The WHO says the Aedes aegypti mosquito has shown "a remarkable ability to adapt to changing environments," including rapid unplanned urbanization.


Current efforts are focused on protecting people, especially pregnant women, from bites and eradicating the mosquito breeding sites in affected areas.

For the poor living in densely populated slum areas it is harder to avoid getting bitten, some experts say.

"When you have a lot of people living together in one small place it makes is easier for the Zika virus to spread and for mosquitoes to bite many people in a small space," Pecego said.

People living in affluent neighborhoods have access to running water and can protect themselves better by using insect repellent, pesticide-treated mosquito nets, screens on windows and air conditioning - options not often available to slum dwellers.

During heavy rainfall, slums often flood because of non-existent and or blocked drains, leaving puddles of stagnant water outside people's homes where mosquitoes can breed.

In Colombia, an El Nino-related drought has meant more people have resorted to storing water. In Cali, Colombia's third city, rationing of tap water due to drought has prompted residents to store more in containers.

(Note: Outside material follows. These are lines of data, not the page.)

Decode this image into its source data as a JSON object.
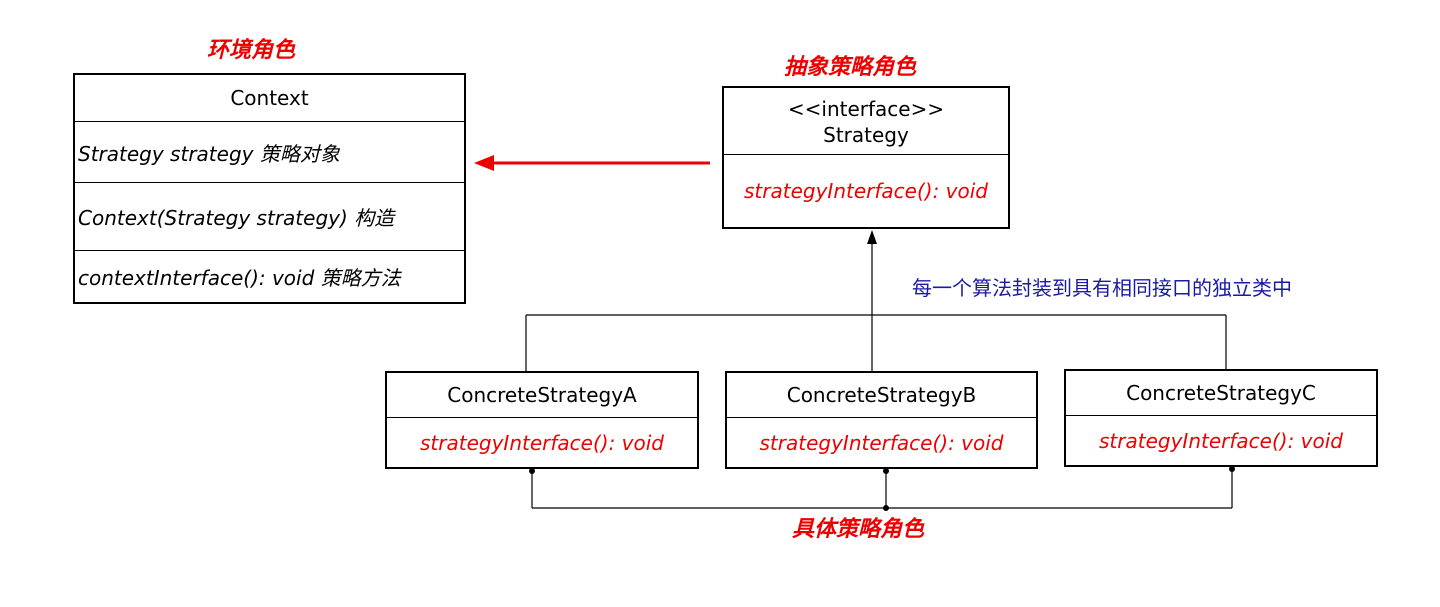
{
  "colors": {
    "accent": "#ee0000",
    "note": "#1a1aa6",
    "line": "#000000"
  },
  "labels": {
    "context_role": "环境角色",
    "abstract_role": "抽象策略角色",
    "concrete_role": "具体策略角色",
    "note": "每一个算法封装到具有相同接口的独立类中"
  },
  "context": {
    "name": "Context",
    "attribute": "Strategy strategy 策略对象",
    "constructor": "Context(Strategy strategy) 构造",
    "method": "contextInterface(): void 策略方法"
  },
  "strategy": {
    "stereotype": "<<interface>>",
    "name": "Strategy",
    "method": "strategyInterface(): void"
  },
  "concretes": [
    {
      "name": "ConcreteStrategyA",
      "method": "strategyInterface(): void"
    },
    {
      "name": "ConcreteStrategyB",
      "method": "strategyInterface(): void"
    },
    {
      "name": "ConcreteStrategyC",
      "method": "strategyInterface(): void"
    }
  ]
}
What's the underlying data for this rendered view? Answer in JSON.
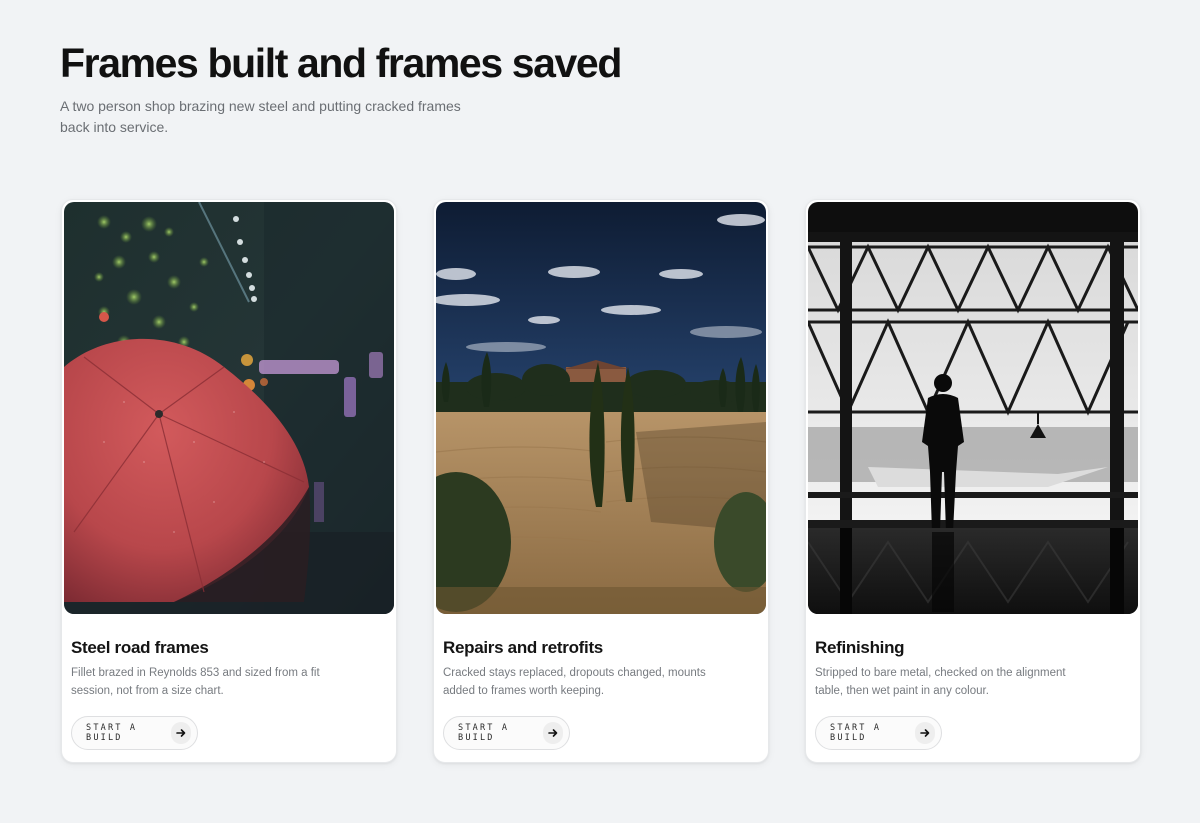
{
  "header": {
    "title": "Frames built and frames saved",
    "subtitle": "A two person shop brazing new steel and putting cracked frames back into service."
  },
  "cards": [
    {
      "title": "Steel road frames",
      "description": "Fillet brazed in Reynolds 853 and sized from a fit session, not from a size chart.",
      "cta_label": "START A BUILD",
      "cta_icon": "arrow-right-icon",
      "image": "red-umbrella-night-street-photo"
    },
    {
      "title": "Repairs and retrofits",
      "description": "Cracked stays replaced, dropouts changed, mounts added to frames worth keeping.",
      "cta_label": "START A BUILD",
      "cta_icon": "arrow-right-icon",
      "image": "tuscan-hill-cypress-photo"
    },
    {
      "title": "Refinishing",
      "description": "Stripped to bare metal, checked on the alignment table, then wet paint in any colour.",
      "cta_label": "START A BUILD",
      "cta_icon": "arrow-right-icon",
      "image": "silhouette-hangar-window-photo"
    }
  ],
  "colors": {
    "background": "#f1f3f5",
    "card": "#ffffff",
    "heading": "#111111",
    "muted_text": "#6a6e73",
    "button_border": "#dedfe1"
  }
}
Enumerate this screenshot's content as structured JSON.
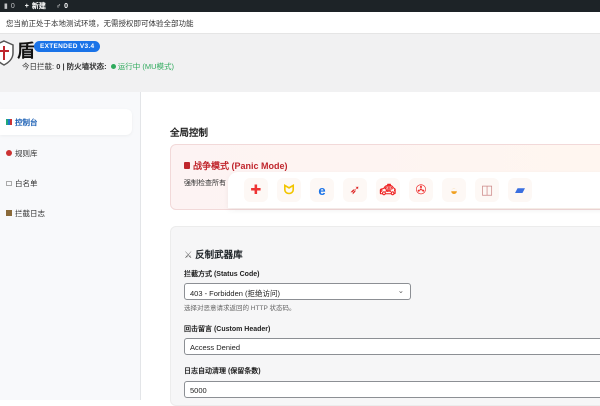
{
  "admin_bar": {
    "comments": "0",
    "new_label": "新建",
    "updates": "0"
  },
  "notice": "您当前正处于本地测试环境，无需授权即可体验全部功能",
  "header": {
    "brand": "盾",
    "badge": "EXTENDED V3.4",
    "stats_label": "今日拦截:",
    "stats_value": "0",
    "firewall_label": "| 防火墙状态:",
    "firewall_status": "运行中 (MU模式)"
  },
  "sidebar": {
    "items": [
      {
        "label": "控制台",
        "icon": "chart-icon"
      },
      {
        "label": "规则库",
        "icon": "target-icon"
      },
      {
        "label": "白名单",
        "icon": "id-card-icon"
      },
      {
        "label": "拦截日志",
        "icon": "scroll-icon"
      }
    ]
  },
  "main": {
    "section_title": "全局控制",
    "panic": {
      "title": "战争模式 (Panic Mode)",
      "desc": "强制检查所有"
    },
    "dock_apps": [
      "app-1",
      "app-2",
      "app-3",
      "app-4",
      "app-5",
      "app-6",
      "app-7",
      "app-8",
      "app-9"
    ],
    "arsenal": {
      "title": "反制武器库",
      "status_label": "拦截方式 (Status Code)",
      "status_value": "403 - Forbidden (拒绝访问)",
      "status_help": "选择对恶意请求返回的 HTTP 状态码。",
      "header_label": "回击留言 (Custom Header)",
      "header_value": "Access Denied",
      "log_label": "日志自动清理 (保留条数)",
      "log_value": "5000"
    }
  }
}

In neighboring Brazil, tens of thousands of health workers are going door-to-door to eradicate mosquito breeding sites in homes, along with a massive insecticide-spraying operation to stem the Zika outbreak.

Pecego said previous dengue outbreaks have shown that such methods can control the number of cases only for "a brief period to time" and that the disease flares up again.

"To control the Zika virus over the long-term we have to invest in sanitation and health education, not throw garbage in the streets and rivers and cut out the necessity for people to store water," she said.